Is there any problem with the idea that gravity is repulsive at long distances? If gravity is repulsive at long distances, would this suffice in explaining "dark energy"? Was there any reason why a new concept (dark energy) was introduced rather than just assuming that gravity becomes repulsive over long distances?
 A: Gravity, per general relativity (GR), is normally attractive. Normally means that the sources of the gravity, and thus the sources that determine the geometry and curvature of spacetime, have positive energy density, and obey other positive energy conditions. The pressure and other factors that enter into the stress energy tensor that is the source of the curvature of spacetime can, however, be negative for so called exotic matter, or exotic fields. In those cases those factors contribute to a repulsive effect in gravity.
But it is not repulsive then when far away, it is then repulsive everywhere. The negative pressure contributes everywhere, not just at a distance. 
That is a somewhat simplistic description of what happens. Let's try to be more specific. To be a little more accurate, GR is described by an equation that reads, in non-mathematical terms,
Einstein Tensor =  (Cosmological constant term) X Curvature Scalar X metric tensor + constant X Stress Energy tensor
The left hand side represents the curvature while the right hand side is the stress energy tensor representing matter and energy, and the cosmological term. The cosmological term is said to represent the dark energy. 
Nobody know what the dark energy is, it's a constant value of dark energy per unit volume, and it is very very small. It seems to be constant, measurements indicate no variation on what is observed further away than closer in (i.e., from radiation emitted a long time ago or more recent). The hypothesis is that it is some exotic quantum field, similar to the field that caused the inflation soon after the Big Bang, but different, with negative pressure, causing the accelerated expansion of the universe. Some theorize that it might vary some over space and time (theory called quintessence, appropriately), but none of that has been observed. Fact is that we don't know, but if it is due to a quantum field it would be an exotic one. Others theorize that GR needs to be modified, but none of the modifications proposed have found any evidence in their favor, so far.
It is worth noting that the cosmological term is so small that it has in essence no effect on gravity's effect for anything except cosmological distances. Black Holes form everywhere in the universe, and that little repulsive effect makes no difference. 
The reason it makes a difference cosmologically is that if the term is a constant energy and repulsive pressure per unit volume, as it seems to be from observations, as the universe and thus the volume expands, there is more of that energy and negative pressure. When it becomes large enough it becomes more of an effect than that of positive energy matter, pressure, and energy. That is what's happened in the universe, where now dark energy contributes 68% of the total energy content of the universe, and so dominates. As a result we are accelerating in the expansion. But it is NOT an effect ONLY a long distance away, it is everywhere in spacetime. 10-12 billion years ago, and until about 5 billion years ago, matter dominated, everywhere. Farther back in time radiation energy dominated, again everywhere. 
A: There are a few problems I can think of with this idea - 


*

*Gravity has to, at some distance turn from positive, to zero, to negative. It would be interesting to know that distance.

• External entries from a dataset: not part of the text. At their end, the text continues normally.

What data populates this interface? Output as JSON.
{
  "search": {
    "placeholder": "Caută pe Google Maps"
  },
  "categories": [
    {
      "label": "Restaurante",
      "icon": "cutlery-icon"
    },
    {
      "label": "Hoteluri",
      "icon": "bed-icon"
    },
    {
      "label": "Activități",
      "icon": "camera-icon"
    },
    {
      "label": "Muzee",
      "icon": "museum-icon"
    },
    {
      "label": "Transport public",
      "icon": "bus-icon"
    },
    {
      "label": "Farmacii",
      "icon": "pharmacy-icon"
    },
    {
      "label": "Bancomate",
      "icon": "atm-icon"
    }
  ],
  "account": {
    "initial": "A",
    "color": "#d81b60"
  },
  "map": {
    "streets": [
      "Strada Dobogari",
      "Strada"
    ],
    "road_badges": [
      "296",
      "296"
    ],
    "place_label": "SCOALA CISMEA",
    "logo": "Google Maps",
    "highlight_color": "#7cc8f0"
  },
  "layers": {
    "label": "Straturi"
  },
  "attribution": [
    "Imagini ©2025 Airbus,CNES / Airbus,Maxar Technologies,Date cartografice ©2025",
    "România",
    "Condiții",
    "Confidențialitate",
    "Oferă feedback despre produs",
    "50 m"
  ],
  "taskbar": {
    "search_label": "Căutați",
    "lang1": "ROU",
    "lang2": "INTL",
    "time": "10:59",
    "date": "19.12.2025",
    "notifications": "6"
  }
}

*Will the repulsion increase, or decrease with increasing distance? Dark energy hypothesis indicates repulsion would go up with increasing distance. Which does not make sense - what would make the repulsion increase on the way? If something (say space) causes it to increase, then it is not gravity in true sense, because gravity is caused by mass.

*Gravity is understood as curvature of space(time), caused by mass. How mass is expected to cause a reverse curvature at larger distances? that even, increasing with distance. Meaning no limit, the repulsion can be infinite at infinite distances. We can be positive that there is some mass at infinite distances from every mass in the universe. That means every mass should be repulsed with infinitely large strength.